I'm grateful that author Susan Hood stopped by to talk even more about the book.  Here are some questions I had for her:

This book is full of information!  How long does it take you to pull everything together and create a complete book?

A couple of years. I started the book in February 2019 and it came out this spring. Two years is speedy for a picture book, but my editors and I felt a great urgency to call more attention to the perils of plastic pollution. The research took a lot of time and I’m indebted to Dr. George Leonard, Chief Scientist, at Ocean Conservancy for vetting the science in the text and in the art. I was especially thrilled when a hero of mine, Dr. Jane Goodall, endorsed the book.

Is it easy to pick the different poetic formats you use?  Do you know what format you want to use right away or does the poem go through a few before you find the right one?

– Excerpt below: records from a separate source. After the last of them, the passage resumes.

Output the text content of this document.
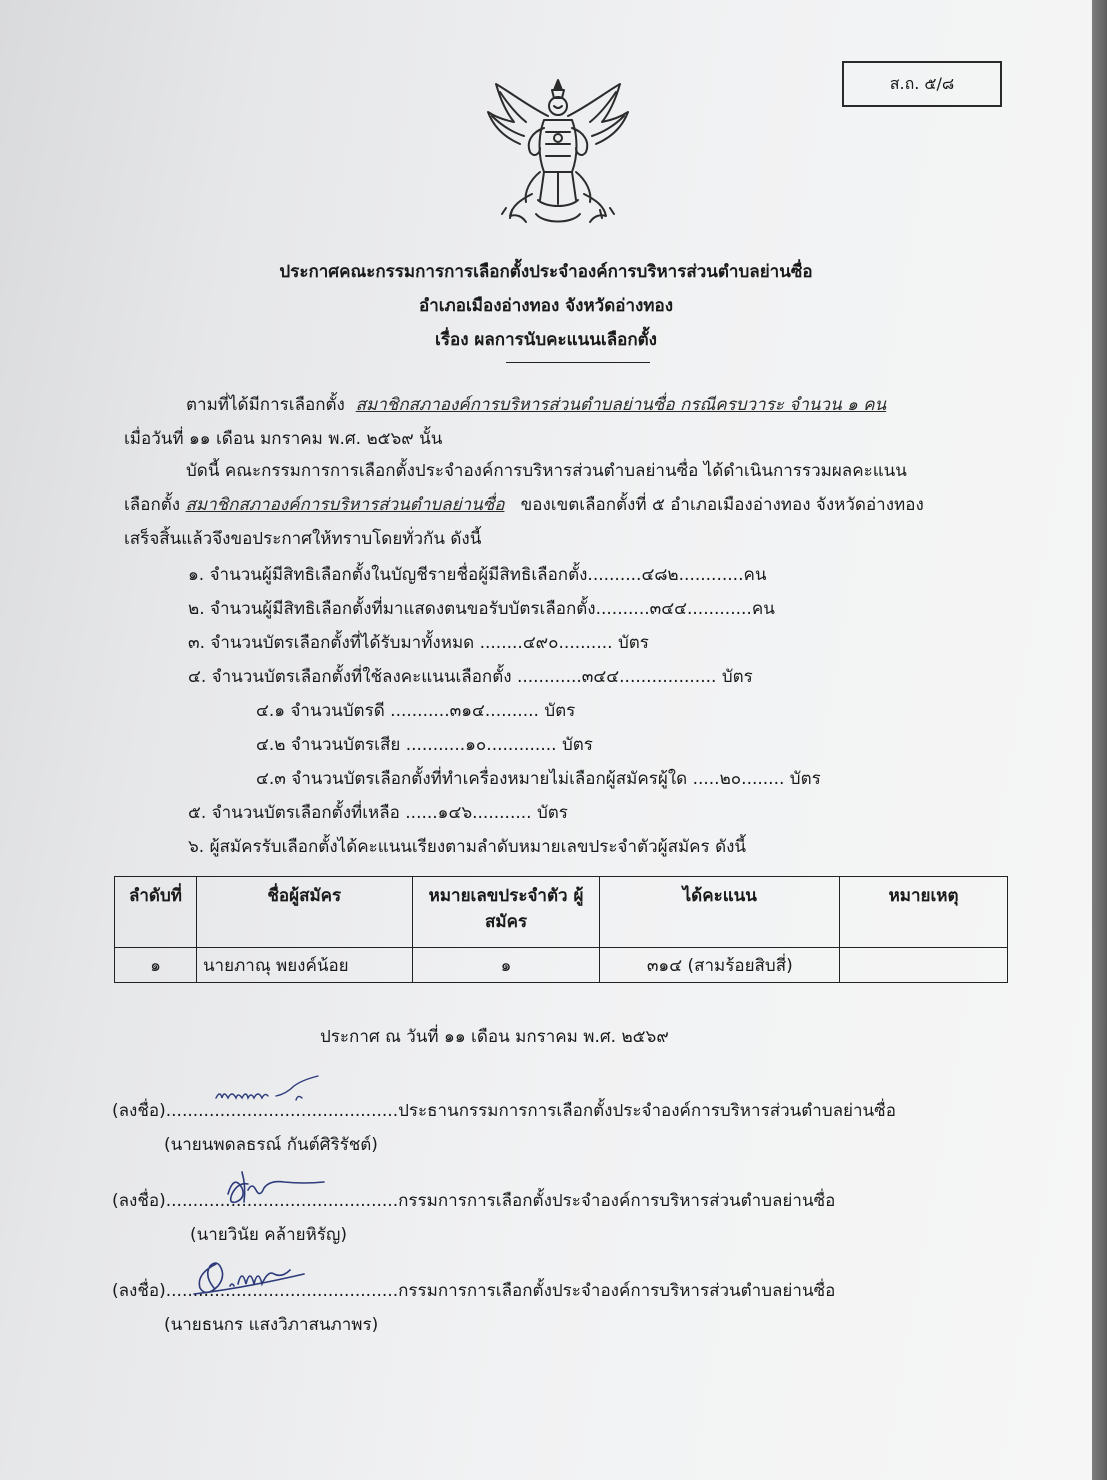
ส.ถ. ๕/๘
ประกาศคณะกรรมการการเลือกตั้งประจำองค์การบริหารส่วนตำบลย่านซื่อ
อำเภอเมืองอ่างทอง จังหวัดอ่างทอง
เรื่อง ผลการนับคะแนนเลือกตั้ง
ตามที่ได้มีการเลือกตั้ง สมาชิกสภาองค์การบริหารส่วนตำบลย่านซื่อ กรณีครบวาระ จำนวน ๑ คน
เมื่อวันที่ ๑๑ เดือน มกราคม พ.ศ. ๒๕๖๙ นั้น
บัดนี้ คณะกรรมการการเลือกตั้งประจำองค์การบริหารส่วนตำบลย่านซื่อ ได้ดำเนินการรวมผลคะแนน
เลือกตั้ง สมาชิกสภาองค์การบริหารส่วนตำบลย่านซื่อ ของเขตเลือกตั้งที่ ๕ อำเภอเมืองอ่างทอง จังหวัดอ่างทอง
เสร็จสิ้นแล้วจึงขอประกาศให้ทราบโดยทั่วกัน ดังนี้
๑. จำนวนผู้มีสิทธิเลือกตั้งในบัญชีรายชื่อผู้มีสิทธิเลือกตั้ง..........๔๘๒............คน
๒. จำนวนผู้มีสิทธิเลือกตั้งที่มาแสดงตนขอรับบัตรเลือกตั้ง..........๓๔๔............คน
๓. จำนวนบัตรเลือกตั้งที่ได้รับมาทั้งหมด ........๔๙๐.......... บัตร
๔. จำนวนบัตรเลือกตั้งที่ใช้ลงคะแนนเลือกตั้ง ............๓๔๔.................. บัตร
๔.๑ จำนวนบัตรดี ...........๓๑๔.......... บัตร
๔.๒ จำนวนบัตรเสีย ...........๑๐............. บัตร
๔.๓ จำนวนบัตรเลือกตั้งที่ทำเครื่องหมายไม่เลือกผู้สมัครผู้ใด .....๒๐........ บัตร
๕. จำนวนบัตรเลือกตั้งที่เหลือ ......๑๔๖........... บัตร
๖. ผู้สมัครรับเลือกตั้งได้คะแนนเรียงตามลำดับหมายเลขประจำตัวผู้สมัคร ดังนี้
ลำดับที่	ชื่อผู้สมัคร	หมายเลขประจำตัว ผู้สมัคร	ได้คะแนน	หมายเหตุ
๑	นายภาณุ พยงค์น้อย	๑	๓๑๔ (สามร้อยสิบสี่)	
ประกาศ ณ วันที่ ๑๑ เดือน มกราคม พ.ศ. ๒๕๖๙
(ลงชื่อ)...........................................ประธานกรรมการการเลือกตั้งประจำองค์การบริหารส่วนตำบลย่านซื่อ
(นายนพดลธรณ์ กันต์ศิริรัชต์)
(ลงชื่อ)...........................................กรรมการการเลือกตั้งประจำองค์การบริหารส่วนตำบลย่านซื่อ
(นายวินัย คล้ายหิรัญ)
(ลงชื่อ)...........................................กรรมการการเลือกตั้งประจำองค์การบริหารส่วนตำบลย่านซื่อ
(นายธนกร แสงวิภาสนภาพร)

Some poetic forms seemed obvious, such as “A Sea Change,” which is an elegy to the whales who are dying from eating too much plastic.  A concrete or shape poem seemed the perfect format for “The Great Pacific Garbage Patch.” The poem rotates in a circle as the ocean gyres do. Other poems took more thought and experimenting. “The Road Back” is found poem using words from traffic signs.

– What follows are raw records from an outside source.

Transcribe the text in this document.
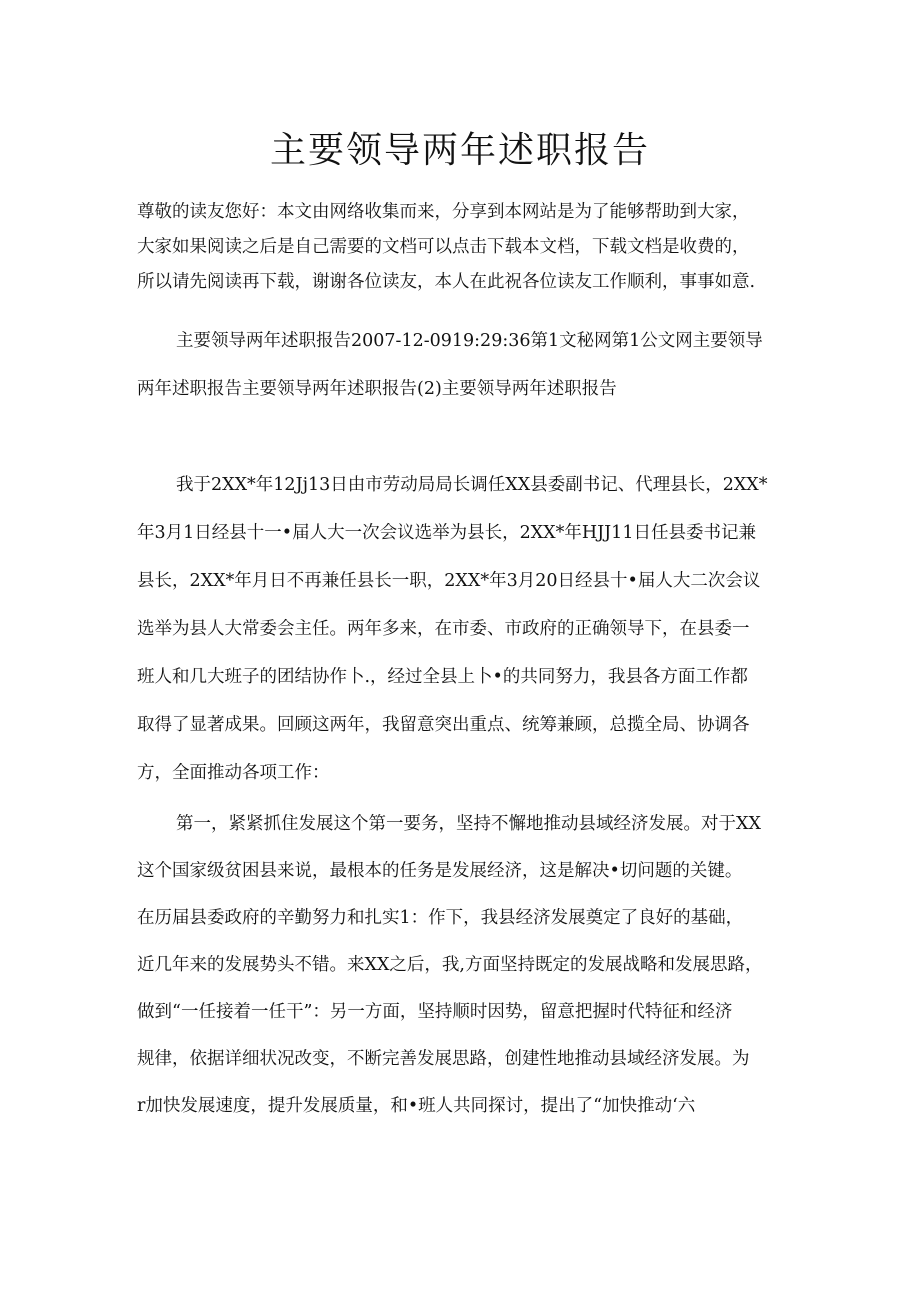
主要领导两年述职报告
尊敬的读友您好：本文由网络收集而来，分享到本网站是为了能够帮助到大家，
大家如果阅读之后是自己需要的文档可以点击下载本文档，下载文档是收费的，
所以请先阅读再下载，谢谢各位读友，本人在此祝各位读友工作顺利，事事如意.
主要领导两年述职报告2007-12-0919:29:36第1文秘网第1公文网主要领导
两年述职报告主要领导两年述职报告(2)主要领导两年述职报告
我于2XX*年12Jj13日由市劳动局局长调任XX县委副书记、代理县长，2XX*
年3月1日经县十一•届人大一次会议选举为县长，2XX*年HJJ11日任县委书记兼
县长，2XX*年月日不再兼任县长一职，2XX*年3月20日经县十•届人大二次会议
选举为县人大常委会主任。两年多来，在市委、市政府的正确领导下，在县委一
班人和几大班子的团结协作卜.，经过全县上卜•的共同努力，我县各方面工作都
取得了显著成果。回顾这两年，我留意突出重点、统筹兼顾，总揽全局、协调各
方，全面推动各项工作：
第一，紧紧抓住发展这个第一要务，坚持不懈地推动县域经济发展。对于XX
这个国家级贫困县来说，最根本的任务是发展经济，这是解决•切问题的关键。
在历届县委政府的辛勤努力和扎实1：作下，我县经济发展奠定了良好的基础，
近几年来的发展势头不错。来XX之后，我,方面坚持既定的发展战略和发展思路，
做到“一任接着一任干”：另一方面，坚持顺时因势，留意把握时代特征和经济
规律，依据详细状况改变，不断完善发展思路，创建性地推动县域经济发展。为
r加快发展速度，提升发展质量，和•班人共同探讨，提出了“加快推动‘六
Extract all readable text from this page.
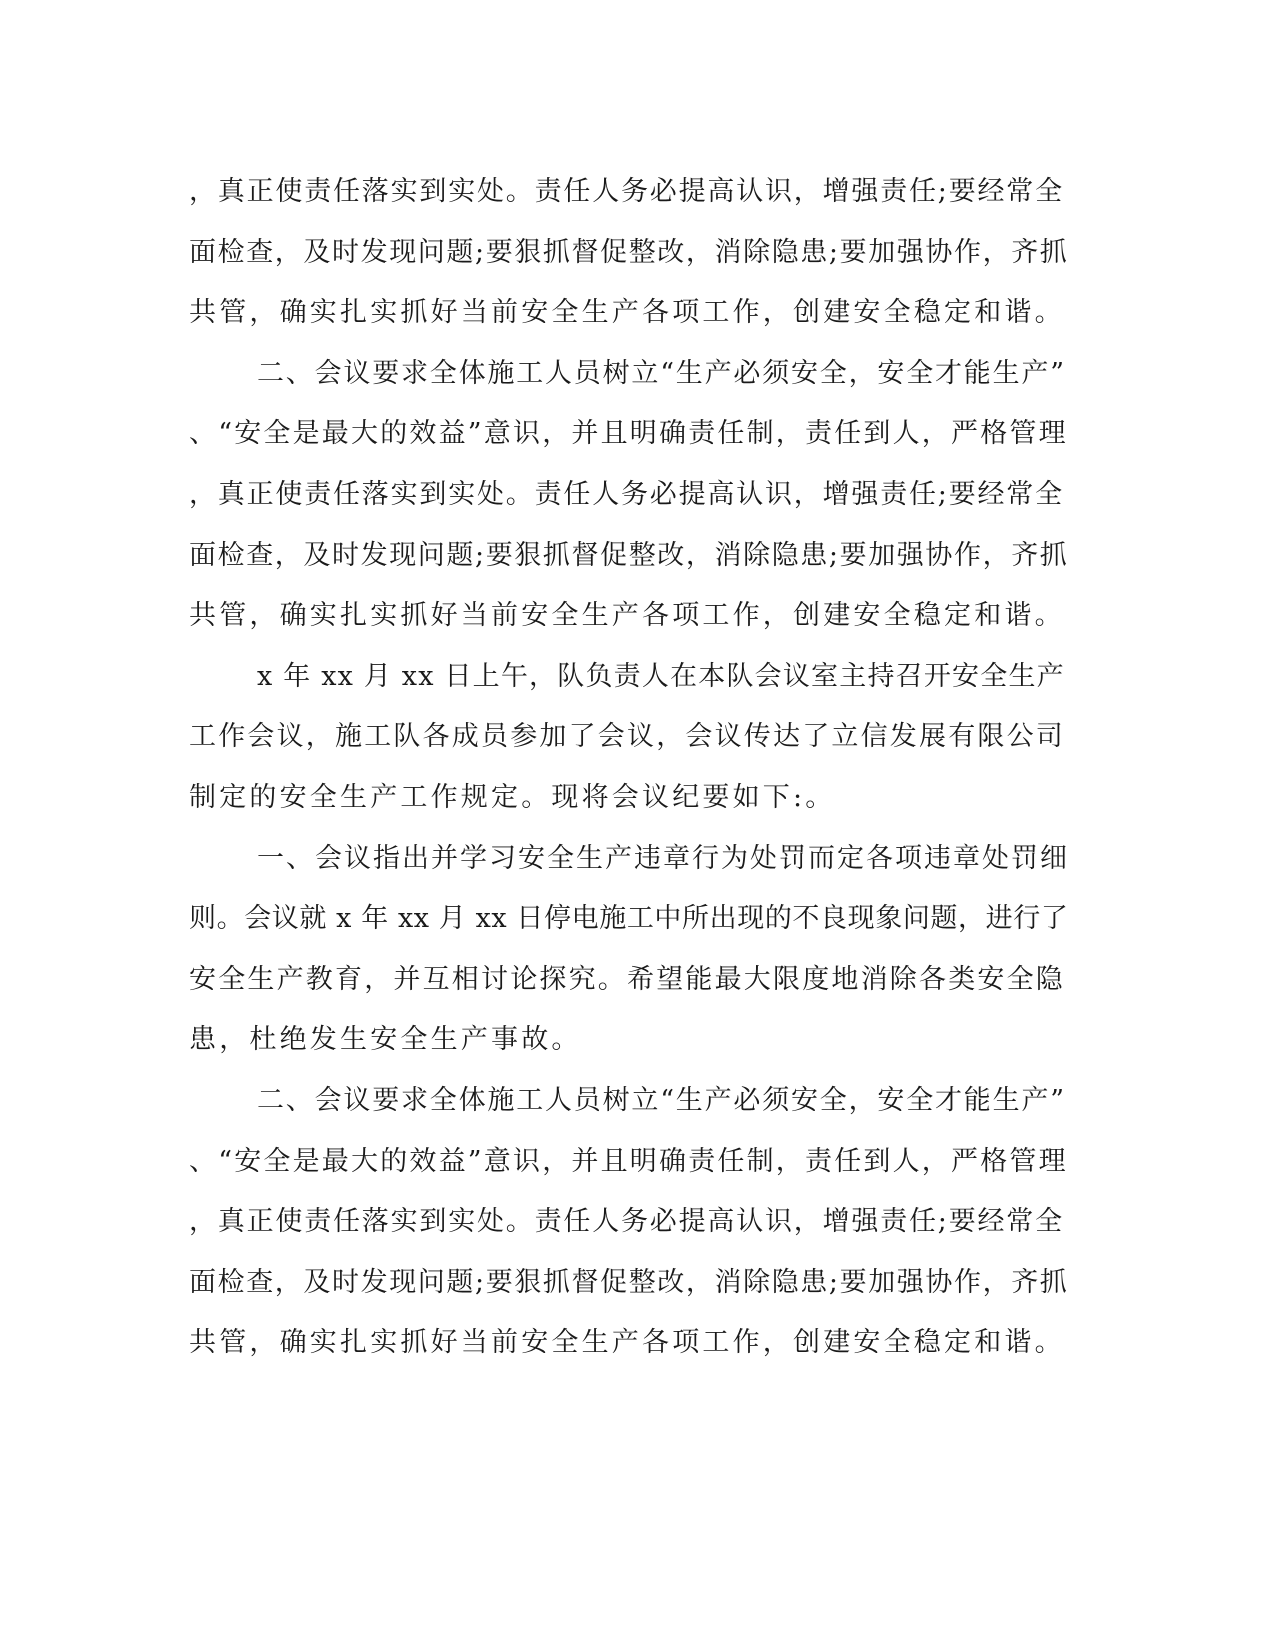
，真正使责任落实到实处。责任人务必提高认识，增强责任;要经常全
面检查，及时发现问题;要狠抓督促整改，消除隐患;要加强协作，齐抓
共管，确实扎实抓好当前安全生产各项工作，创建安全稳定和谐。
二、会议要求全体施工人员树立“生产必须安全，安全才能生产”
、“安全是最大的效益”意识，并且明确责任制，责任到人，严格管理
，真正使责任落实到实处。责任人务必提高认识，增强责任;要经常全
面检查，及时发现问题;要狠抓督促整改，消除隐患;要加强协作，齐抓
共管，确实扎实抓好当前安全生产各项工作，创建安全稳定和谐。
x 年 xx 月 xx 日上午，队负责人在本队会议室主持召开安全生产
工作会议，施工队各成员参加了会议，会议传达了立信发展有限公司
制定的安全生产工作规定。现将会议纪要如下:。
一、会议指出并学习安全生产违章行为处罚而定各项违章处罚细
则。会议就 x 年 xx 月 xx 日停电施工中所出现的不良现象问题，进行了
安全生产教育，并互相讨论探究。希望能最大限度地消除各类安全隐
患，杜绝发生安全生产事故。
二、会议要求全体施工人员树立“生产必须安全，安全才能生产”
、“安全是最大的效益”意识，并且明确责任制，责任到人，严格管理
，真正使责任落实到实处。责任人务必提高认识，增强责任;要经常全
面检查，及时发现问题;要狠抓督促整改，消除隐患;要加强协作，齐抓
共管，确实扎实抓好当前安全生产各项工作，创建安全稳定和谐。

What sparked you to write this book?

I’ve lived by the ocean all of my life. So much of the fun I’ve had since I was a child—sailing, swimming, kayaking, scuba diving—was thanks to the sea. I was heartbroken by news of whales dying from ingesting pounds of plastic. They eat the plastic, feel full, and stop eating. They have no way to digest and expel the plastic so they die of starvation and dehydration. Sea turtles mistake plastic bags for a favorite food—jellyfish—and suffer the same fate as the whales.

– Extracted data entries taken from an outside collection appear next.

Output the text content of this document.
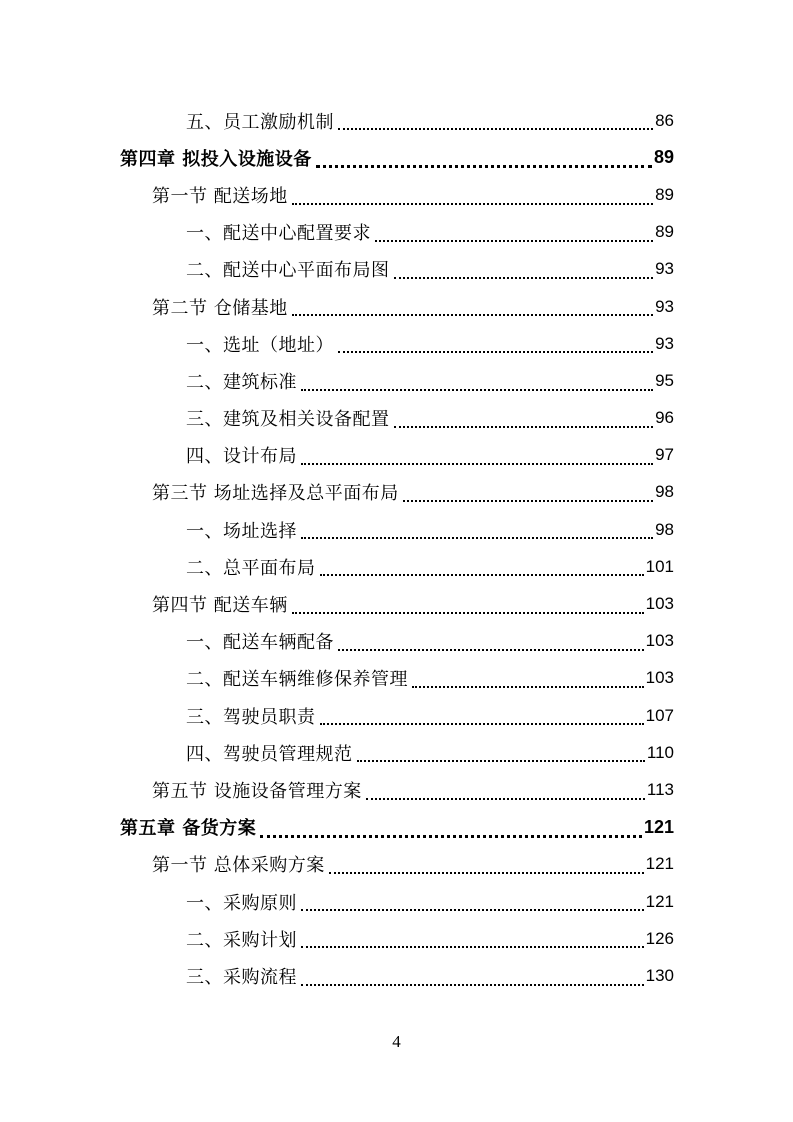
五、员工激励机制	86
第四章 拟投入设施设备	89
第一节 配送场地	89
一、配送中心配置要求	89
二、配送中心平面布局图	93
第二节 仓储基地	93
一、选址（地址）	93
二、建筑标准	95
三、建筑及相关设备配置	96
四、设计布局	97
第三节 场址选择及总平面布局	98
一、场址选择	98
二、总平面布局	101
第四节 配送车辆	103
一、配送车辆配备	103
二、配送车辆维修保养管理	103
三、驾驶员职责	107
四、驾驶员管理规范	110
第五节 设施设备管理方案	113
第五章 备货方案	121
第一节 总体采购方案	121
一、采购原则	121
二、采购计划	126
三、采购流程	130
4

We all think we’re recycling plastic, but it turns out that we’re not. In 2015, a groundbreaking study by scientists at UC Santa Barbara found that 91% of plastic isn’t recycled. The situation has only gotten worse since then and there’s no end in sight. Plastic production is predicted to triple by 2050. By the time our kids are adults there could be more plastic in the ocean (by weight) than fish. It’s a tragedy. That was it—the last straw! I knew I had to do something. And I was thrilled to discover that kids around the world already are. For them, this fight is personal.

I find this book so inspiring!  I imagine it will spark an idea for all readers.  What is something that you started doing after learning all of this information?

Thank you so much, Michele. I hope others are inspired by the can-do kids in the book. One thing I’ve done: I’ve opened my eyes. I started seeing plastic everywhere, as indeed it is. (Try to go one day without touching plastic. Bet you can’t!) 

I visited my local recycling center to learn about the problems they face. It’s worth doing in your area, because recycling regulations are determined by states and local municipalities. I never knew that we can’t recycle wet cardboard because it gums up the works. A recycling bin with a top on it is an easy solution. 

I also saw firsthand how plastic grocery bags, straws, and plastic utensils slip through the cracks in the sorting machines and break the equipment. Along with plastic bottles, I’m working hard to ban these “use-it-once-and-throw-it-away” plastics in my life. These are the things we use for an average of 12 minutes and then they pile up in the ocean and on landfills for the next 450-1000 years! Some scientists believe they never really disintegrate, but break into smaller and smaller microplastics that end up in our food and in the air, with dire consequences for our health. These “disposable” plastics are 40% of the problem and they’re easy to replace with washable cloth bags, metal water bottles, bamboo utensils, and metal straws. 

Going forward, I’d add a few more RE-words to the old REUSE, REDUCE, RECYCLE slogan. REFUSE is a big one. Just say NO to this stuff we don’t really need. And REWARD RESEARCH. Support companies that are fighting back. Our lives depend on it.

Thank you for stopping by and sharing this gorgeous book with me.  Although I'm sharing this on Earth Day, it's definitely a book to be shared everyday!